Graduate Thermal stresses in the stress tensor

[hunt_mat]

TL;DR

How to I include thermal stresses in the stress tensor

Suppose I have a mechanical stress tensor \sigma. Say I have the stress tensor for viscous flow:
\boldsymbol{\sigma}=-p\mathbf{I}+\frac{1}{2}(\nabla\mathbf{u}+(\nabla\mathbf{u})^{T})
If the thermal flux is given by \boldsymbol{\sigma}_{th}=\alpha T\mathbf{I}, so I have a total flux as:
\boldsymbol{\sigma}=-p\mathbf{I}+\frac{1}{2}(\nabla\mathbf{u}+(\nabla\mathbf{u})^{T})+\alpha T\mathbf{I}
Is this correct?

 

[Chestermiller]

TL;DR Summary: How to I include thermal stresses in the stress tensor

Suppose I have a mechanical stress tensor \sigma. Say I have the stress tensor for viscous flow:
\boldsymbol{\sigma}=-p\mathbf{I}+\frac{1}{2}(\nabla\mathbf{u}+(\nabla\mathbf{u})^{T})
If the thermal flux is given by \boldsymbol{\sigma}_{th}=\alpha T\mathbf{I}, so I have a total flux as:
\boldsymbol{\sigma}=-p\mathbf{I}+\frac{1}{2}(\nabla\mathbf{u}+(\nabla\mathbf{u})^{T})+\alpha T\mathbf{I}
Is this correct?

Your original equation is for an incompressible fluid.

 

[Andy Resnick]

I don't think so, at least the reference I found below indicates something different in Eq. 4:

https://www.sciencedirect.com/scien...be calculated,is the Kronecker delta function.

 

[Chestermiller]

The correct equation for a compressible viscous fluid without thermal expansion is \boldsymbol{\sigma}=-(p+\frac{2\mu}{3 }\nabla \centerdot \mathbf u)\mathbf{I}+\mu(\nabla\mathbf{u}+(\nabla\mathbf{u})^{T})
With thermal expansion, this becomes \boldsymbol{\sigma}=-(p+\frac{2\mu}{3 }(\nabla \centerdot \mathbf u-\alpha \frac{D T}{Dt}))\mathbf{I}+\mu(\nabla\mathbf{u}+(\nabla\mathbf{u})^{T})The thermal expansion term is usually considered negligible in determining the stress.

 

[hunt_mat]

The correct equation for a compressible viscous fluid without thermal expansion is \boldsymbol{\sigma}=-(p+\frac{2\mu}{3 }\nabla \centerdot \mathbf u)\mathbf{I}+\mu(\nabla\mathbf{u}+(\nabla\mathbf{u})^{T})
With thermal expansion, this becomes \boldsymbol{\sigma}=-(p+\frac{2\mu}{3 }\nabla \centerdot \mathbf u-\alpha \frac{\partial T}{\partial t})\mathbf{I}+\mu(\nabla\mathbf{u}+(\nabla\mathbf{u})^{T})The thermal expansion term is usually considered negligible in determining the stress.

Hi, thanks for your reply.
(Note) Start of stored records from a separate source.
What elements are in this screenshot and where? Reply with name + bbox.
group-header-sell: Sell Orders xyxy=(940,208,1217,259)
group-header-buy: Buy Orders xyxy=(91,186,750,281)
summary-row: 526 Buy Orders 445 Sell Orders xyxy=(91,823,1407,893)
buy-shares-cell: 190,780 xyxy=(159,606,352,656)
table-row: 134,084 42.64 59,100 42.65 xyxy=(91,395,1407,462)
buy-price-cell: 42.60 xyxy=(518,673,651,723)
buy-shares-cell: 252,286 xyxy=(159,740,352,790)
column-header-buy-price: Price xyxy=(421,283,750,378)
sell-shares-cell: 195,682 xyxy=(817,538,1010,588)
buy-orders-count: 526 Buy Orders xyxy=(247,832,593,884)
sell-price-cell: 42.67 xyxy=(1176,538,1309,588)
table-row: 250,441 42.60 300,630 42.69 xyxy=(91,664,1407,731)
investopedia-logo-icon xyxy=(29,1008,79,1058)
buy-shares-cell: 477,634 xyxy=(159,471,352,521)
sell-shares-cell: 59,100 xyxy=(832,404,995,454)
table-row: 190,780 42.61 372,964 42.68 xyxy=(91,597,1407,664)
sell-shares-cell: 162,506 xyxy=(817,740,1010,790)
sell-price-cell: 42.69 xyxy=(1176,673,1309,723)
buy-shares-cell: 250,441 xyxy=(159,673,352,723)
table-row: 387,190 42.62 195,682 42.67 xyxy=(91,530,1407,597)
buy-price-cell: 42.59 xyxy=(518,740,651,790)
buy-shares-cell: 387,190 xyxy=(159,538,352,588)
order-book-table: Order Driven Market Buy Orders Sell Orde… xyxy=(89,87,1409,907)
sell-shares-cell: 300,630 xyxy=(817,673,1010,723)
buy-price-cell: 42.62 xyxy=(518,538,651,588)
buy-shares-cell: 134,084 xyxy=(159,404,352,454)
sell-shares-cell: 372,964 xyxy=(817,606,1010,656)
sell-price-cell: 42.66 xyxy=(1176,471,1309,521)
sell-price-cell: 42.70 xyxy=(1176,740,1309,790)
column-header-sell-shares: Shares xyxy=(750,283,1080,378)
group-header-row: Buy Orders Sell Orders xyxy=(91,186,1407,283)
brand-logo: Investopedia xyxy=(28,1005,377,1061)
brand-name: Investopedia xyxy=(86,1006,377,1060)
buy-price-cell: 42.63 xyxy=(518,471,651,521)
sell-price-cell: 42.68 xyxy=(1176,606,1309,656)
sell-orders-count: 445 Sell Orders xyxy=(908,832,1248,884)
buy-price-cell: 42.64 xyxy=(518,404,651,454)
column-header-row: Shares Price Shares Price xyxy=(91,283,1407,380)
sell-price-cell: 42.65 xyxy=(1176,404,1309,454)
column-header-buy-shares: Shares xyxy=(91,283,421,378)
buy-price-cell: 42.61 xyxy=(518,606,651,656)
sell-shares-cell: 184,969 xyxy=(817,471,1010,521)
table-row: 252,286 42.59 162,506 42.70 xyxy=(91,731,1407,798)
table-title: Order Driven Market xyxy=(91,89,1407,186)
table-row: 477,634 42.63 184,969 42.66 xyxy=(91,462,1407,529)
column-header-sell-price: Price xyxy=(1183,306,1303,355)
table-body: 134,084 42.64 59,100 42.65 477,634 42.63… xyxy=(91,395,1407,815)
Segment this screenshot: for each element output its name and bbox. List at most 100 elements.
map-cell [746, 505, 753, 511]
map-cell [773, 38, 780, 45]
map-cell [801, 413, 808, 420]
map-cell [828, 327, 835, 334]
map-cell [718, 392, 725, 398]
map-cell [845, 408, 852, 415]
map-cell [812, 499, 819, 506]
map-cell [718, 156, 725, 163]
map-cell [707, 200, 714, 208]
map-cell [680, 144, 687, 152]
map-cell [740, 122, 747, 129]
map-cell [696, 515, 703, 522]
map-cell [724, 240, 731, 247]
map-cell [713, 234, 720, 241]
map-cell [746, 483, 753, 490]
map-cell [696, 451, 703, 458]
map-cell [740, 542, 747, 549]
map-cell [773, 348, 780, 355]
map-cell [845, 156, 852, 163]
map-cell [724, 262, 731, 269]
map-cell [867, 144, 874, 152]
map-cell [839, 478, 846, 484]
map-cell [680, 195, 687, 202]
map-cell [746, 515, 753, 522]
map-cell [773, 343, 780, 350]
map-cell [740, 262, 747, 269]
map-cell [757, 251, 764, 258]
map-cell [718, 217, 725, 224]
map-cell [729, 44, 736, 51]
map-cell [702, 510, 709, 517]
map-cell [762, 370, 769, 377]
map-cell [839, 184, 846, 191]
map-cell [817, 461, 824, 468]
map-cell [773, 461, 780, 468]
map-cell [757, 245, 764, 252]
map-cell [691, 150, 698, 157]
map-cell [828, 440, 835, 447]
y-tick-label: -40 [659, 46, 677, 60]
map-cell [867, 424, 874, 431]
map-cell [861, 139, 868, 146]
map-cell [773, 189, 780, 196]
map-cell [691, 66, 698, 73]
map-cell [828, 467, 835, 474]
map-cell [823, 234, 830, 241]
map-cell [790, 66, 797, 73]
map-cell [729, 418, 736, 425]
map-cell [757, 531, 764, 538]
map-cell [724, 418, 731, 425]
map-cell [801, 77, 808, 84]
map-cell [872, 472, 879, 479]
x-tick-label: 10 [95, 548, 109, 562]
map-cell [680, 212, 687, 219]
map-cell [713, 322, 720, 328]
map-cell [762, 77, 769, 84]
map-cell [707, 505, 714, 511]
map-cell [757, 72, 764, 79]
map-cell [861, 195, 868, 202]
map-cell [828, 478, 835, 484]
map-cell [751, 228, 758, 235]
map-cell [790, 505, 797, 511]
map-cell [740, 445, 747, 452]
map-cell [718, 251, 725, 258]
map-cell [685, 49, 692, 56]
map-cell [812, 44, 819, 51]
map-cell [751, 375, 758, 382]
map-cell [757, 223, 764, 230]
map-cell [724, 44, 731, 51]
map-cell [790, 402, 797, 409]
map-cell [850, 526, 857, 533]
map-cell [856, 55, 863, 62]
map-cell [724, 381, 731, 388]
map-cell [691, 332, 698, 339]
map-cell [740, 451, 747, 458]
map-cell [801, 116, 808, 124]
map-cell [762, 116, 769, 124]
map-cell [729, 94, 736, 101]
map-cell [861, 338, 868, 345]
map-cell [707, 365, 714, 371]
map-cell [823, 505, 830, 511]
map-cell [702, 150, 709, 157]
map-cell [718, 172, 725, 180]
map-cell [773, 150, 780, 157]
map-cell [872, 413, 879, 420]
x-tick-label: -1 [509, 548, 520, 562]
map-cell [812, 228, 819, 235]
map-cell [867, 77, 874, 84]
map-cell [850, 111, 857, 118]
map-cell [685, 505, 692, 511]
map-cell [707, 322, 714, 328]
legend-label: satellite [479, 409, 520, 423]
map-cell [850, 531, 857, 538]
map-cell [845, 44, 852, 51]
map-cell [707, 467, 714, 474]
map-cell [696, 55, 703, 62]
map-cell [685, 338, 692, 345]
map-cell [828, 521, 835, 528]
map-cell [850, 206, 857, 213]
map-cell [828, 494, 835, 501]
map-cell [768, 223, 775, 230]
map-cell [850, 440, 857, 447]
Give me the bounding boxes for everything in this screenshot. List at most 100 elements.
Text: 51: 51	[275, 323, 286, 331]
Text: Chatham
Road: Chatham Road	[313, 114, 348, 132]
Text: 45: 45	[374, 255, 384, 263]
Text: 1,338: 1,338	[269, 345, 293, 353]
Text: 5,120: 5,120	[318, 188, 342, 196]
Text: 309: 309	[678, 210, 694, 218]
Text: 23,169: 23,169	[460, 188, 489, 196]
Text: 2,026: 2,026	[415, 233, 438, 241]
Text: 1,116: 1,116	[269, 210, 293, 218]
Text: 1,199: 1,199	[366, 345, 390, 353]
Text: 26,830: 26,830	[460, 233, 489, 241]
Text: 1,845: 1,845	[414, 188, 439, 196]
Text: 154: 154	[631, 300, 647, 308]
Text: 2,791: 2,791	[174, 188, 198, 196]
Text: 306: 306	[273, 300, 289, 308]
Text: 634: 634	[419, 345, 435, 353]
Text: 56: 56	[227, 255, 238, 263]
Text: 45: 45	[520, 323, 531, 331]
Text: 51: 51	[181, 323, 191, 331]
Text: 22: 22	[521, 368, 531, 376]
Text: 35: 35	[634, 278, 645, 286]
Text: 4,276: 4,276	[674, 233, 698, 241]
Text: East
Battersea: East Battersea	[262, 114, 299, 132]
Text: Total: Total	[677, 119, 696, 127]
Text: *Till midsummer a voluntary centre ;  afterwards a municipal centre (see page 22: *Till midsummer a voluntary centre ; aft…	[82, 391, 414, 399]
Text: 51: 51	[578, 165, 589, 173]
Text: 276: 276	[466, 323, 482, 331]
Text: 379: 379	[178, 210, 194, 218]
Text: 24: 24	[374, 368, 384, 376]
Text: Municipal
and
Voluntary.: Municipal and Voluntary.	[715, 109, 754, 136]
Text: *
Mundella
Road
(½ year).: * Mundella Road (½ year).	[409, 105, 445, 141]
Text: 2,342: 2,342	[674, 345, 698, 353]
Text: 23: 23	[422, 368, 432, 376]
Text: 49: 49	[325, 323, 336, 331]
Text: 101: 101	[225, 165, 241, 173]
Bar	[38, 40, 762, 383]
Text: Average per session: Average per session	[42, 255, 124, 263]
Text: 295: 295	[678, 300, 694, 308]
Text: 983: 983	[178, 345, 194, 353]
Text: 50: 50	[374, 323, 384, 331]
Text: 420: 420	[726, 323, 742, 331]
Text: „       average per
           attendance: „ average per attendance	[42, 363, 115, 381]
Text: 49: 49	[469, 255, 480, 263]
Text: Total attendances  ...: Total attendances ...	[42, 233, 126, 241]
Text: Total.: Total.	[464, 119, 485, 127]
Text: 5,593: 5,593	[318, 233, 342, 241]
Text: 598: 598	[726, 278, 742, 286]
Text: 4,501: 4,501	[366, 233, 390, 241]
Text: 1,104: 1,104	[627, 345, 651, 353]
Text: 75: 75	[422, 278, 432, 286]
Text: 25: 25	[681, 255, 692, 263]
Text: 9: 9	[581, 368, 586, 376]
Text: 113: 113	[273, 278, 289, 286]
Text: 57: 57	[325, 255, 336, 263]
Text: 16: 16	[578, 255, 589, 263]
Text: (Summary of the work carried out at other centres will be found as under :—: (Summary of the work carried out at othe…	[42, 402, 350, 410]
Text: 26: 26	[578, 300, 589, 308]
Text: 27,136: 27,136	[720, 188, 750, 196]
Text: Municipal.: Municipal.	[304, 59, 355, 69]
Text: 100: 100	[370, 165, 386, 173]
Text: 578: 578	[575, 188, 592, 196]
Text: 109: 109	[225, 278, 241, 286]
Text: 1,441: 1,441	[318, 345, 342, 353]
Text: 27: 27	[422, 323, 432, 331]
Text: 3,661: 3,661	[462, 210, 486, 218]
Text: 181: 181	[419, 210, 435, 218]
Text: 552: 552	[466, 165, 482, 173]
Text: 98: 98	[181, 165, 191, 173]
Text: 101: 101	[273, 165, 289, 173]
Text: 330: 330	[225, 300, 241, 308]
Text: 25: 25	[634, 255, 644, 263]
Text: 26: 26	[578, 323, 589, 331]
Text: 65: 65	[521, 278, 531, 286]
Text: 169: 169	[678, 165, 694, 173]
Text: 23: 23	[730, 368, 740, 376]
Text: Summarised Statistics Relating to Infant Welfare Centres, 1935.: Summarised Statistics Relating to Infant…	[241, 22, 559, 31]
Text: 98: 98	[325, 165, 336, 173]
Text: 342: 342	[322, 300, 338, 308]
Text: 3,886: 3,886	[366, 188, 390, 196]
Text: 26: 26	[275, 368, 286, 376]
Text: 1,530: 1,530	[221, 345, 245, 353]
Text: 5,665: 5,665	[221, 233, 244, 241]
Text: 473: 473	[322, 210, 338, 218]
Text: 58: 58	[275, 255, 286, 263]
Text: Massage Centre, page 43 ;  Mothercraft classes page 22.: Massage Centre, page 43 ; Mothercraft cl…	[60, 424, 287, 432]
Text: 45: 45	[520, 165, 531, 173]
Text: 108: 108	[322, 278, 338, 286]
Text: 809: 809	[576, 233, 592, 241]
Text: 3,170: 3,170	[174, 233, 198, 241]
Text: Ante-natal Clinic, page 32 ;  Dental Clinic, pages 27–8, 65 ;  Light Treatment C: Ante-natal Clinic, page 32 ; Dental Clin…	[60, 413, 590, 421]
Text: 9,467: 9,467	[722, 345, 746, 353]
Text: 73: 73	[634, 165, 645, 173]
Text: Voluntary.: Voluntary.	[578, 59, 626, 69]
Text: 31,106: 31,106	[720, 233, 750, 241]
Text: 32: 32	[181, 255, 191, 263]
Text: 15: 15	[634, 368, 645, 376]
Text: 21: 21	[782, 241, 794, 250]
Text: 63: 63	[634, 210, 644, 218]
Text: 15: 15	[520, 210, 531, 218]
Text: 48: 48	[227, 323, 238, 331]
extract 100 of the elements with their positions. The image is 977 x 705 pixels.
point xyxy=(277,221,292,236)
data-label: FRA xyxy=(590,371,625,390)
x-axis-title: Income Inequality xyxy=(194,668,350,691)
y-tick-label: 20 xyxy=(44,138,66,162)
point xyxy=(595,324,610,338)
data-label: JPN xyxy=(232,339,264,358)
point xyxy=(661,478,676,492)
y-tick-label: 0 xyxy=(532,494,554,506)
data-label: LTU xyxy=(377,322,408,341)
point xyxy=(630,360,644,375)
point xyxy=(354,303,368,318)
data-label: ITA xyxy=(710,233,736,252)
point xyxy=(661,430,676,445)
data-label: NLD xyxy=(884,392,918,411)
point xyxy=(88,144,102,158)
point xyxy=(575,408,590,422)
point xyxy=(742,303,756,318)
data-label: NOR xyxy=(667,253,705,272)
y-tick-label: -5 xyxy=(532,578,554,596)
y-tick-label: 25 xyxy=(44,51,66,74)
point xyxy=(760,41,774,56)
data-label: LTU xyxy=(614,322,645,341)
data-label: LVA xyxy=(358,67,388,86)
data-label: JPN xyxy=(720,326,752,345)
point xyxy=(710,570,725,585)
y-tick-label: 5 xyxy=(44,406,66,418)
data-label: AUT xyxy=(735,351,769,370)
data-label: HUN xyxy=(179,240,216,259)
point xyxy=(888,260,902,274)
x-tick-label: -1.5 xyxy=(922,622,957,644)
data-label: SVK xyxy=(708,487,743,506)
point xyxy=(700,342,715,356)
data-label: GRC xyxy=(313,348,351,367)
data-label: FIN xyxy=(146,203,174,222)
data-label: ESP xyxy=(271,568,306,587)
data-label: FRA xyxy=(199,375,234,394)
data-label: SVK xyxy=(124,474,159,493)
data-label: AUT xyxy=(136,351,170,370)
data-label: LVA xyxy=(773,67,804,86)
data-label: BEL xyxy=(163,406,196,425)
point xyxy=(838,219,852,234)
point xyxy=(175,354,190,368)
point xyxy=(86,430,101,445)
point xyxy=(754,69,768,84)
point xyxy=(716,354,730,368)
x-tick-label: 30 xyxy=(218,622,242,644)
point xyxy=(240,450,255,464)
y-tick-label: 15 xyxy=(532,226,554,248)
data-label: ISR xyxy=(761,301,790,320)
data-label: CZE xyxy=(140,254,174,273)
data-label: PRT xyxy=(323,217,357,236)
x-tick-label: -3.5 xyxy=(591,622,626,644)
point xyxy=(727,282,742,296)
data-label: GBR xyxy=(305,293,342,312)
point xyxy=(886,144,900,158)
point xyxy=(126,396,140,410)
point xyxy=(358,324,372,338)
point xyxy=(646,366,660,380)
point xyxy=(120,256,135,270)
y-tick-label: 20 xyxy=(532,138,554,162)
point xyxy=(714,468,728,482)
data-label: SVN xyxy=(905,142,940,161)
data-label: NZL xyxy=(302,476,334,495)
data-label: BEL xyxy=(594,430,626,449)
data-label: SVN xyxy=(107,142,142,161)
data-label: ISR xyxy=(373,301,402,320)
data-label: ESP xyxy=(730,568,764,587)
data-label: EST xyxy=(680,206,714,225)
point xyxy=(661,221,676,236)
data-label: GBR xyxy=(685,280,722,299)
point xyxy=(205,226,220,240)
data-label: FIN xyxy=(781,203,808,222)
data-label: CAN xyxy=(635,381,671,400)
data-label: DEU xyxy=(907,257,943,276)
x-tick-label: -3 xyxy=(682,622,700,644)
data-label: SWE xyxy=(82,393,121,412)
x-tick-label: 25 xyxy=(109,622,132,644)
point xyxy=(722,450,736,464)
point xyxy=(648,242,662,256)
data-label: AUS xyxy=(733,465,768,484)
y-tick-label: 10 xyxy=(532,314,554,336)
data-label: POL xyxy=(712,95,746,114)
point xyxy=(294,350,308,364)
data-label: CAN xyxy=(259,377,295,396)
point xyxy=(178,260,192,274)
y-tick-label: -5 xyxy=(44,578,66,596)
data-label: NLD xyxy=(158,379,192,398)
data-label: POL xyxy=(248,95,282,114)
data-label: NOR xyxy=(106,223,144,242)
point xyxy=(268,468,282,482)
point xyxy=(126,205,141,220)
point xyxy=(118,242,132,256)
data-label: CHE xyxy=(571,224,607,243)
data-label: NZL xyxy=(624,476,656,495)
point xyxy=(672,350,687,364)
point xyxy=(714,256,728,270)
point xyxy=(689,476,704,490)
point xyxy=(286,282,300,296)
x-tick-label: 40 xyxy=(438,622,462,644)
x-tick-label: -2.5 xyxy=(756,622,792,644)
I'm not interested in expansion, but thermal stresses within a material. I want temperature to be coupled to Navier's equations. I would include the \partial_{t}T term as part of the stress tensor to fully couple the derivative?

I'm thinking of sintering with this application, and how thermal expansion affects everything.